Fenomeno che colpisce tutta la città, ma esistono coperture assicurative per la pulizia e il ripristino delle facciate imbrattate

Dalla Nave a Rovezzano alla zona circostante lo stadio, ma anche in zone centrali della città, inclusa la suggestiva basilica di Santo Spirito, negli ultimi tempi stanno aumentando le “firme” di writer e graffitari, che in poco tempo, talvolta anche solo pochi secondi, lasciano sulle facciate degli edifici un segno “colorato” del proprio passaggio.

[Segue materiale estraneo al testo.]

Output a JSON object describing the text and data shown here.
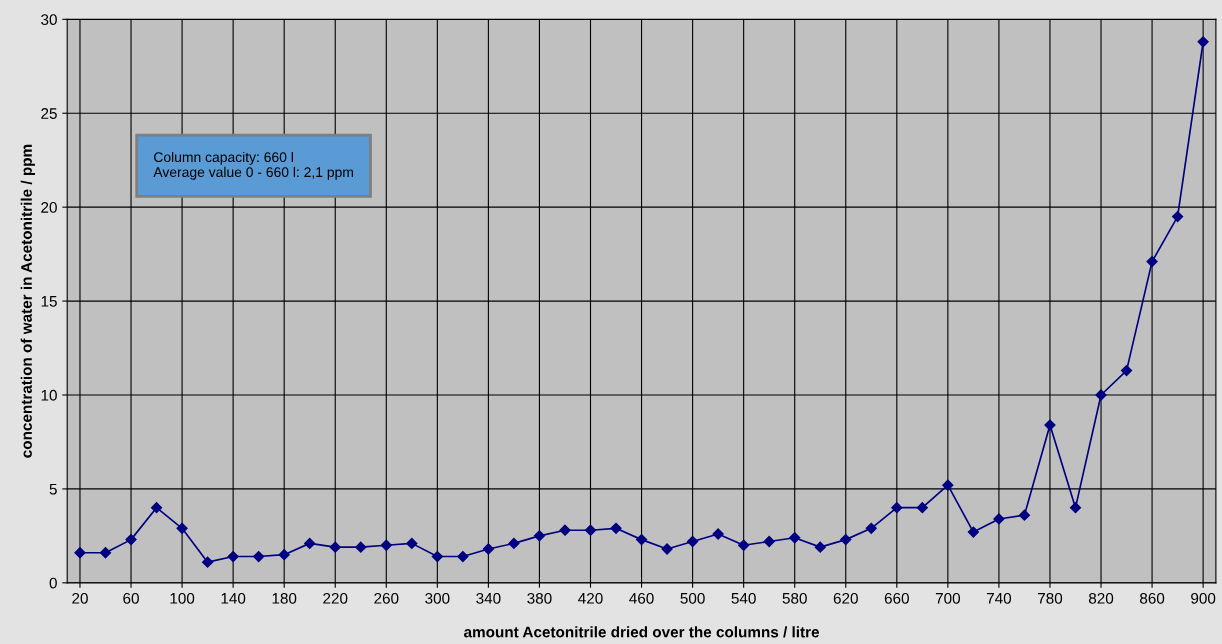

E se il graffito è una forma di espressione che gli esseri umani hanno utilizzato per secoli, basti pensare che ancora oggi ne sono visibili agli scavi di Pompei, chiaro è che residenti e condomini non possono certo essere felici di ritrovarsi sulla facciata di casa o del palazzo quelli che a volte sono degli autentici scarabocchi.

Come scrive La Nazione questa mattina, in città sono tantissimi i posti “colpiti” dai graffitari, che sfruttando ampie facciate vuote danno sfogo a tutta la propria vena artistica, o vandalica, imbrattando facciate e pareti.
Molto spesso, poi, le scritte sono lasciate su facciate appena ridipinte dai proprietari, arrecando così migliaia di euro di danni, dato che la ripulitura e ristrutturazione dei muri può arrivare a costare cifre importanti.

Temi e stili sono poi molteplici e variegati: si va dal messaggio politico all’insulto, dallo scarabocchio puro e semplice allo slogan. Ormai sono sempre meno i murales o i graffiti elaborati, che almeno al danno economico aggiungevano un tocco estetico.

Ma, come specifica il quotidiano, contro gli atti vandalici esiste copertura assicurativa: come detto, i costi per il risanamento possono essere elevati.

Come spiega Vincenzo Formicola, amministratore delegato di Assicoop Toscana, le polizze assicurative contro il vandalismo rientrano nelle polizze abitazione o condominio, a seconda dei casi, e coprono la pulizia della facciata e il ripristino dei materiali imbrattati, che a seconda del tipo possono richiedere trattamenti specifici (e quindi più costosi).